Euthanasie : un premier dossier transmis à la justice


Partager
Euthanasie : un premier dossier transmis à la justice
Par Jean-Jacques Durré
Publié le - Modifié le
4 min

euthanasie 2Il aura fallu attendre 13 ans pour qu'un premier cas d’euthanasie soit dénoncé par la Commission de contrôle et transmis à la Justice. Un cas qui soulève de nombreuses questions…

Le sujet ne serait pas si grave qu'on pourrait parler de moment historique. En effet, depuis 2002 et la dépénalisation partielle de l’euthanasie en Belgique, c'est la première fois que la commission de contrôle, composée de médecins, de juristes et de membres de la société civile, transmet un dossier au Parquet général. Rappelons que le rôle de cette commission est de vérifier si les gestes d’euthanasie posés par des médecins sont conformes à la loi. Le fait de dénoncer à la justice une euthanasie est une procédure qui n’est prévue que si les conditions ne sont pas respectées d’après ce qui est décrit par le médecin dans une déclaration faite à posteriori, mais aussi après avoir demandé des explications au médecin concerné et, éventuellement, l’avoir entendu de vive voix.

Le cas problématique porte sur une patiente euthanasiée dans sa maison de repos à Anvers le 22 juin dernier. L’ensemble du processus a été filmé par une équipe de télévision australienne qui a notamment récolté les réactions du médecin avant et après son geste. Les images que montre ce reportage interpellent. Ainsi, on peut constater que la patiente ne souffre pas d’un problème physique particulier qui entraîne une souffrance inapaisable. Souffrirait-elle d’une maladie psychique? se demande Le Soir.

Face caméra, le docteur Marc Van Hoey, son médecin traitant, en convient. "Elle ne veut pas mourir parce qu’elle est dépressive. Non. Mais parce qu’elle en a marre." Le médecin, qui remplit la déclaration face à la caméra, explique qu’il va indiquer "dépression réactive" sur la déclaration d’euthanasie et préciser qu’elle était impossible à traiter. La dame a en effet perdu sa fille quelques mois auparavant et n’a plus le goût de vivre. Or, c'est précisément un cas où l’avis d’un troisième médecin, psychologue, doit être récolté. Selon nos informations, cela n’aurait pas été le cas, même si un troisième médecin a été consulté. La "dépression réactive" est précisément un diagnostic qui doit écarter la demande d’euthanasie en attente, au moins, d’un traitement approprié, indique Le Soir.

Un cas embarrassant

A la fin du reportage, le docteur Van Hoey estime qu’il n’y aura "pas de problème". Comment en est-il sûr?
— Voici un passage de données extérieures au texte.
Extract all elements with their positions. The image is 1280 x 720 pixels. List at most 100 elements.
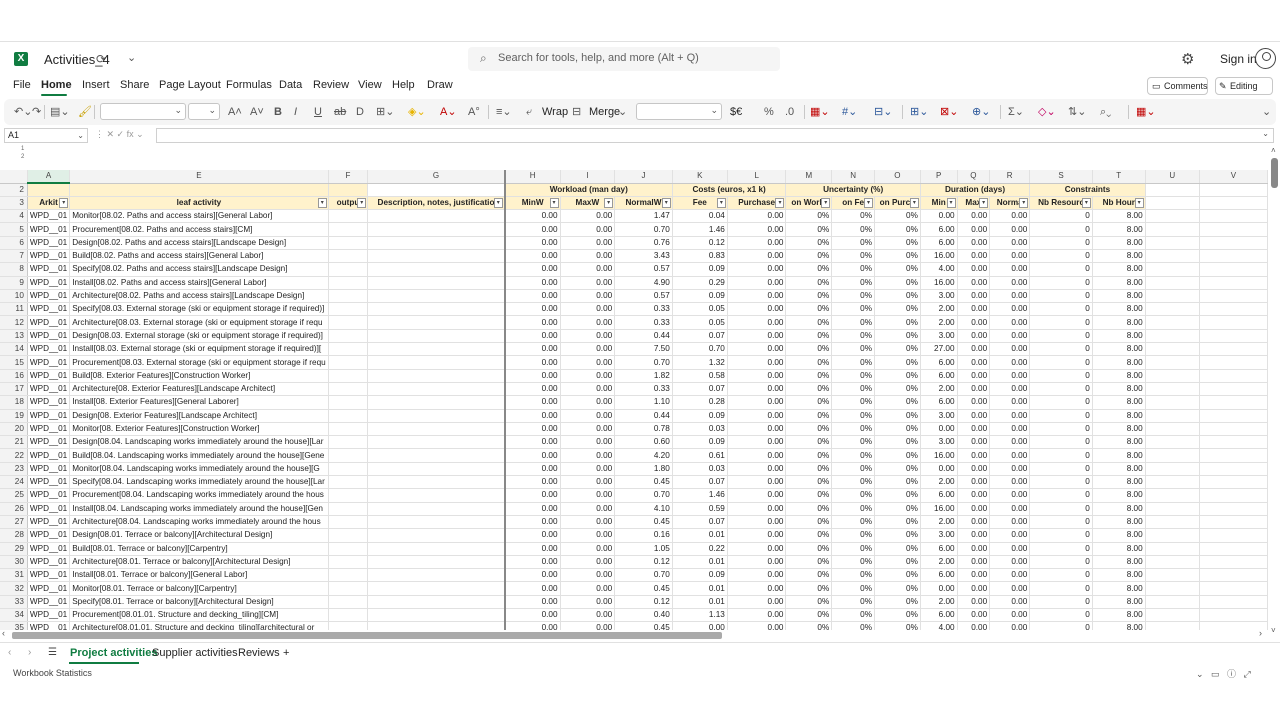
column-title[interactable]: outpu ▾ bbox=[328, 196, 369, 211]
cell[interactable]: 0.00 bbox=[504, 542, 561, 556]
all-sheets-icon[interactable]: ☰ bbox=[48, 647, 57, 658]
cell[interactable]: 0.00 bbox=[504, 355, 561, 370]
cell[interactable]: 2.00 bbox=[920, 382, 958, 397]
cell[interactable] bbox=[367, 488, 506, 503]
merge-button[interactable]: Merge bbox=[589, 104, 620, 120]
cell[interactable]: 0.00 bbox=[727, 209, 787, 224]
cell[interactable] bbox=[1145, 435, 1200, 450]
filter-dropdown-icon[interactable]: ▾ bbox=[821, 197, 831, 208]
cell[interactable]: 0.70 bbox=[614, 222, 673, 237]
cell[interactable]: 0% bbox=[874, 236, 921, 250]
cell[interactable]: 0% bbox=[785, 448, 833, 463]
cell[interactable]: 2.00 bbox=[920, 515, 958, 530]
cell[interactable] bbox=[1199, 409, 1268, 423]
add-sheet-button[interactable]: + bbox=[283, 647, 289, 659]
cell[interactable]: 8.00 bbox=[1092, 289, 1146, 304]
sheet-tab-project-activities[interactable]: Project activities bbox=[70, 647, 157, 659]
cell[interactable]: 0.00 bbox=[504, 222, 561, 237]
cell[interactable]: 3.43 bbox=[614, 249, 673, 264]
cell[interactable]: 0% bbox=[785, 581, 833, 596]
cell[interactable]: 0.00 bbox=[989, 342, 1031, 357]
cell[interactable] bbox=[367, 302, 506, 317]
cell[interactable]: 0 bbox=[1029, 502, 1093, 516]
cell[interactable]: 0.00 bbox=[957, 209, 991, 224]
cell[interactable] bbox=[328, 595, 369, 610]
cell[interactable]: 0.00 bbox=[957, 342, 991, 357]
cell[interactable]: 8.00 bbox=[1092, 355, 1146, 370]
cell[interactable] bbox=[1199, 475, 1268, 490]
cell[interactable]: 0.00 bbox=[560, 435, 616, 450]
cell[interactable] bbox=[1145, 302, 1200, 317]
cell[interactable]: 0.00 bbox=[504, 595, 561, 610]
cell[interactable] bbox=[367, 209, 506, 224]
find-icon[interactable]: ⌕⌄ bbox=[1100, 104, 1111, 120]
row-header[interactable]: 33 bbox=[0, 595, 28, 610]
cell[interactable] bbox=[328, 236, 369, 250]
cell[interactable] bbox=[1199, 462, 1268, 477]
cell[interactable] bbox=[328, 342, 369, 357]
cell[interactable]: 0.00 bbox=[560, 555, 616, 570]
cell[interactable]: WPD__01 bbox=[27, 515, 71, 530]
cell[interactable] bbox=[328, 409, 369, 423]
cell[interactable] bbox=[1199, 302, 1268, 317]
cell[interactable]: 1.82 bbox=[614, 369, 673, 383]
filter-dropdown-icon[interactable]: ▾ bbox=[549, 197, 559, 208]
cell[interactable]: 4.10 bbox=[614, 502, 673, 516]
cell[interactable]: 0.00 bbox=[957, 222, 991, 237]
cell[interactable]: 0% bbox=[785, 329, 833, 344]
cell[interactable] bbox=[1199, 222, 1268, 237]
filter-dropdown-icon[interactable]: ▾ bbox=[59, 197, 69, 208]
cell[interactable]: 0.29 bbox=[672, 276, 728, 290]
cell[interactable]: 0.00 bbox=[957, 475, 991, 490]
row-header[interactable]: 28 bbox=[0, 528, 28, 543]
cell[interactable]: 0.45 bbox=[614, 515, 673, 530]
cell[interactable]: 0.00 bbox=[560, 315, 616, 330]
text-effects-icon[interactable]: A° bbox=[468, 104, 480, 120]
cell[interactable]: 0% bbox=[785, 395, 833, 410]
cell[interactable]: 0.00 bbox=[672, 621, 728, 630]
row-header[interactable]: 23 bbox=[0, 462, 28, 477]
column-header[interactable]: L bbox=[727, 170, 787, 184]
cell[interactable]: 0% bbox=[874, 355, 921, 370]
cell[interactable]: 0.00 bbox=[727, 236, 787, 250]
menu-review[interactable]: Review bbox=[313, 79, 349, 91]
cell[interactable]: 0% bbox=[785, 289, 833, 304]
cell[interactable]: 0.00 bbox=[727, 395, 787, 410]
cell[interactable] bbox=[328, 528, 369, 543]
cell[interactable]: 0% bbox=[785, 435, 833, 450]
cell[interactable]: Architecture[08.03. External storage (sk… bbox=[69, 315, 329, 330]
cell[interactable]: 0.00 bbox=[957, 369, 991, 383]
vertical-scroll-thumb[interactable] bbox=[1271, 158, 1278, 188]
cell[interactable] bbox=[328, 355, 369, 370]
menu-view[interactable]: View bbox=[358, 79, 382, 91]
wrap-icon[interactable]: ⤶ bbox=[526, 104, 532, 120]
cell[interactable]: 0.09 bbox=[672, 568, 728, 583]
cell[interactable]: 0.00 bbox=[504, 502, 561, 516]
insert-cells-icon[interactable]: ⊞⌄ bbox=[910, 104, 928, 120]
cell[interactable]: 0.00 bbox=[504, 422, 561, 437]
cell[interactable]: 0% bbox=[831, 595, 875, 610]
cell[interactable]: 0% bbox=[831, 236, 875, 250]
cell[interactable]: 0.00 bbox=[989, 475, 1031, 490]
cell[interactable]: 0% bbox=[831, 502, 875, 516]
filter-dropdown-icon[interactable]: ▾ bbox=[493, 197, 503, 208]
cell[interactable]: 0% bbox=[785, 515, 833, 530]
cell[interactable]: 0.00 bbox=[560, 462, 616, 477]
row-header[interactable]: 7 bbox=[0, 249, 28, 264]
cell[interactable]: 0% bbox=[831, 568, 875, 583]
cell[interactable]: Specify[08.03. External storage (ski or … bbox=[69, 302, 329, 317]
cell[interactable]: 8.00 bbox=[1092, 448, 1146, 463]
cell[interactable]: 0.00 bbox=[989, 422, 1031, 437]
cell[interactable]: 0.00 bbox=[560, 448, 616, 463]
cell[interactable]: 0.59 bbox=[672, 502, 728, 516]
cell[interactable]: 8.00 bbox=[1092, 435, 1146, 450]
cell[interactable]: WPD__01 bbox=[27, 369, 71, 383]
cell[interactable]: 0.00 bbox=[504, 302, 561, 317]
cell[interactable]: 0.00 bbox=[560, 236, 616, 250]
cell[interactable] bbox=[367, 276, 506, 290]
cell[interactable]: 16.00 bbox=[920, 502, 958, 516]
cell[interactable] bbox=[328, 581, 369, 596]
cell[interactable] bbox=[1145, 515, 1200, 530]
cell[interactable]: 8.00 bbox=[1092, 542, 1146, 556]
fill-color-icon[interactable]: ◈⌄ bbox=[408, 104, 426, 120]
Réponse du praticien: "Mon expérience". Et c'est précisément là que le bât blesse. D'abord, parce que cette réponse sous-entend que le même docteur a déjà pratiqué, en toute discrétion, des euthanasies qui ne respectaient pas la législation. Ce n'est pas impossible lorsqu'on sait que ce médecin préside "Recht op waardig sterven", une des associations qui militent en Flandre pour le droit de mourir dans la dignité. Cette prise de position remet une fois de plus au devant de la scène l'efficacité du contrôle de l’euthanasie. Ce n'est pas la première fois que les pratiques de la Commission de contrôle de l'euthanasie posent question. Ainsi, est-il possible qu'en 13 ans, ce soit le seul cas qui n'ait pas été conforme à la loi? Beaucoup de gens en doutent.
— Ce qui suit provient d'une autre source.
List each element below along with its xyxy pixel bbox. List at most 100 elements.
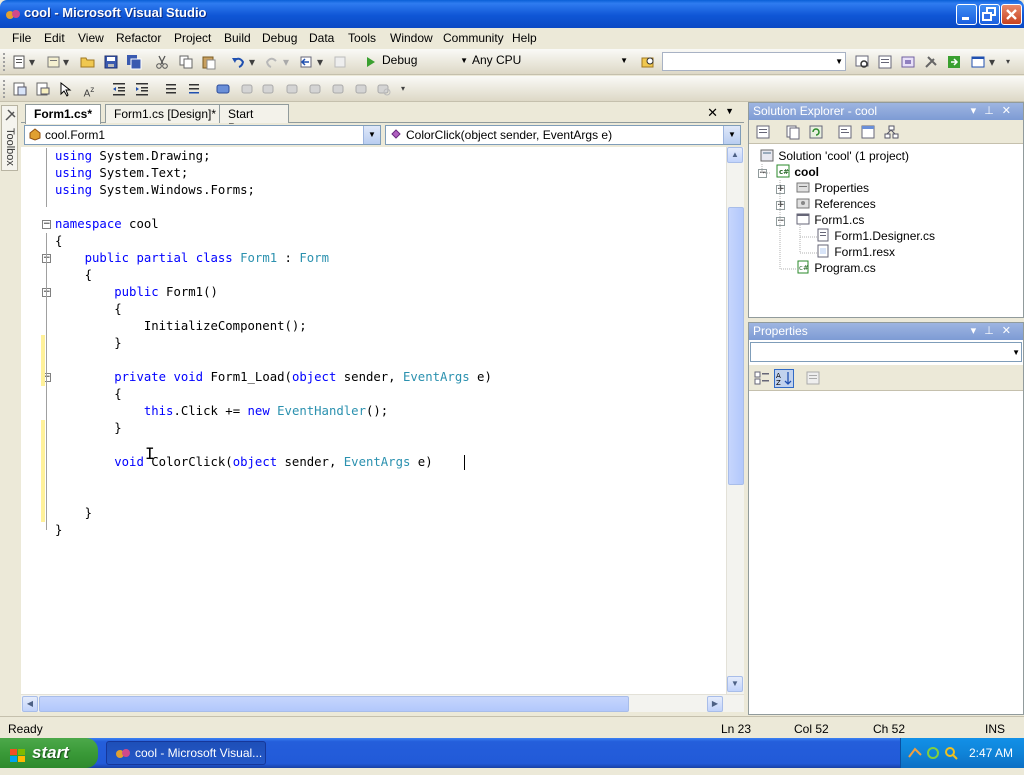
toolbox-tools-icon[interactable] [923, 54, 939, 70]
paste-icon[interactable] [201, 54, 217, 70]
next-bookmark-icon[interactable] [261, 81, 277, 97]
object-selector-dropdown[interactable]: ▼ [750, 342, 1022, 362]
start-debugging-icon[interactable] [362, 54, 378, 70]
add-item-icon[interactable] [46, 54, 62, 70]
cut-icon[interactable] [154, 54, 170, 70]
menu-project[interactable]: Project [174, 31, 211, 45]
toolbar-overflow-icon[interactable]: ▾ [398, 81, 408, 97]
tab-start-page[interactable]: Start Page [219, 104, 289, 135]
menu-build[interactable]: Build [224, 31, 251, 45]
taskbar-button-visual-studio[interactable]: cool - Microsoft Visual... [106, 741, 266, 765]
menu-debug[interactable]: Debug [262, 31, 297, 45]
solution-explorer-icon[interactable] [854, 54, 870, 70]
code-text-area[interactable]: using System.Drawing; using System.Text; u… [21, 147, 726, 694]
copy-icon[interactable] [178, 54, 194, 70]
platform-select[interactable]: Any CPU ▼ [470, 52, 630, 71]
toolbar-grip[interactable] [3, 80, 6, 98]
configuration-select[interactable]: Debug ▼ [380, 52, 470, 71]
horizontal-scroll-thumb[interactable] [39, 696, 629, 712]
decrease-indent-icon[interactable] [111, 81, 127, 97]
collapse-icon[interactable]: − [42, 220, 51, 229]
search-icon[interactable] [943, 745, 959, 764]
start-button[interactable]: start [0, 738, 98, 768]
alphabetical-icon[interactable]: AZ [774, 369, 794, 388]
scroll-right-icon[interactable]: ▶ [707, 696, 723, 712]
types-dropdown[interactable]: cool.Form1 ▼ [24, 125, 381, 145]
navigate-forward-icon[interactable] [332, 54, 348, 70]
menu-community[interactable]: Community [443, 31, 504, 45]
menu-file[interactable]: File [12, 31, 31, 45]
undo-icon[interactable] [230, 54, 246, 70]
chevron-down-icon[interactable]: ▾ [28, 54, 36, 70]
previous-bookmark-document-icon[interactable] [330, 81, 346, 97]
toolbar-overflow-icon[interactable]: ▾ [1003, 54, 1013, 70]
command-window-icon[interactable] [970, 54, 986, 70]
new-project-icon[interactable] [12, 54, 28, 70]
previous-bookmark-folder-icon[interactable] [284, 81, 300, 97]
title-bar[interactable]: cool - Microsoft Visual Studio [0, 0, 1024, 28]
next-bookmark-document-icon[interactable] [353, 81, 369, 97]
clear-bookmarks-icon[interactable] [376, 81, 392, 97]
parameter-info-icon[interactable] [35, 81, 51, 97]
open-folder-icon[interactable] [80, 54, 96, 70]
horizontal-scrollbar[interactable]: ◀ ▶ [21, 694, 744, 712]
tab-form1-cs[interactable]: Form1.cs* [25, 104, 101, 124]
start-page-icon[interactable] [946, 54, 962, 70]
save-all-icon[interactable] [126, 54, 142, 70]
close-button[interactable] [1001, 4, 1022, 25]
display-object-members-icon[interactable] [12, 81, 28, 97]
toolbox-tab[interactable]: Toolbox [1, 105, 18, 171]
chevron-down-icon[interactable]: ▾ [316, 54, 324, 70]
window-position-icon[interactable]: ▾ [971, 105, 985, 117]
scroll-down-icon[interactable]: ▼ [727, 676, 743, 692]
toggle-bookmark-icon[interactable] [215, 81, 231, 97]
members-dropdown[interactable]: ColorClick(object sender, EventArgs e) ▼ [385, 125, 741, 145]
close-document-icon[interactable]: ✕ [707, 105, 718, 121]
tab-form1-design[interactable]: Form1.cs [Design]* [105, 104, 237, 123]
object-browser-icon[interactable] [900, 54, 916, 70]
chevron-down-icon[interactable]: ▾ [248, 54, 256, 70]
recycle-icon[interactable] [925, 745, 941, 764]
maximize-button[interactable] [979, 4, 1000, 25]
increase-indent-icon[interactable] [134, 81, 150, 97]
window-position-icon[interactable]: ▾ [971, 325, 985, 337]
scroll-left-icon[interactable]: ◀ [22, 696, 38, 712]
navigate-backward-icon[interactable] [298, 54, 314, 70]
toolbar-grip[interactable] [3, 53, 6, 71]
word-completion-icon[interactable]: Az [81, 81, 97, 99]
minimize-button[interactable] [956, 4, 977, 25]
next-bookmark-folder-icon[interactable] [307, 81, 323, 97]
chevron-down-icon[interactable]: ▾ [988, 54, 996, 70]
find-combo[interactable]: ▼ [662, 52, 846, 71]
menu-tools[interactable]: Tools [348, 31, 376, 45]
vertical-scrollbar[interactable]: ▲ ▼ [726, 147, 744, 694]
quick-info-icon[interactable] [58, 81, 74, 97]
menu-edit[interactable]: Edit [44, 31, 65, 45]
close-icon[interactable]: ✕ [1002, 105, 1019, 117]
active-files-dropdown-icon[interactable]: ▼ [725, 106, 734, 116]
previous-bookmark-icon[interactable] [238, 81, 254, 97]
pin-icon[interactable]: ⊥ [984, 325, 1002, 337]
pin-icon[interactable]: ⊥ [984, 105, 1002, 117]
scroll-up-icon[interactable]: ▲ [727, 147, 743, 163]
class-diagram-icon[interactable] [883, 124, 899, 140]
categorized-icon[interactable] [754, 370, 770, 386]
redo-icon[interactable] [264, 54, 280, 70]
chevron-down-icon[interactable]: ▾ [62, 54, 70, 70]
menu-view[interactable]: View [78, 31, 104, 45]
comment-lines-icon[interactable] [163, 81, 179, 97]
properties-title-bar[interactable]: Properties ▾⊥✕ [749, 323, 1023, 340]
menu-refactor[interactable]: Refactor [116, 31, 161, 45]
menu-data[interactable]: Data [309, 31, 334, 45]
save-icon[interactable] [103, 54, 119, 70]
menu-help[interactable]: Help [512, 31, 537, 45]
menu-window[interactable]: Window [390, 31, 433, 45]
chevron-down-icon[interactable]: ▾ [282, 54, 290, 70]
uncomment-lines-icon[interactable] [186, 81, 202, 97]
network-icon[interactable] [907, 745, 923, 764]
properties-window-icon[interactable] [877, 54, 893, 70]
vertical-scroll-thumb[interactable] [728, 207, 744, 485]
close-icon[interactable]: ✕ [1002, 325, 1019, 337]
find-in-files-icon[interactable] [640, 54, 656, 70]
property-pages-icon[interactable] [805, 370, 821, 386]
Le docteur Marc Van Hoey a été entendu mardi par la Commission qui a pourtant pris à l’unanimité des membres présents la décision de renvoyer le médecin devant la justice, laquelle devra enquêter et prendre éventuellement les poursuites pénales nécessaires. De toute évidence, la décision de la Commission prise à l'unanimité prouve que l’ensemble des membres a estimé que le médecin n’aurait pas respecté les conditions imposées par la loi. Le médecin pourrait en conséquence être poursuivi pour assassinat. Il faut dire que le cas est embarrassant et qu'on voit mal comment les membres de la Commission auraient pu ne pas donner de suite. Mais la question est de savoir ce qu'a décidé la commission face à d'autres cas similaires non médiatisés?

Enfin, comme l'indique La Libre, "il est permis de s’interroger sur le lien entre la médiatisation d’un dossier concret et sa transmission à la justice". Et le quotidien de s'interroger sur les motivations de la mise en scène télévisée du geste posé par le Docteur Van Hoey: "S’est-il laissé filmer afin de faire modifier la loi en permettant d’élargir le suicide assisté?"

La justice devra se prononcer, mais il est peut-être grand temps que le législateur s'interroge sur les pratiques de la Commission de contrôle de l'euthanasie.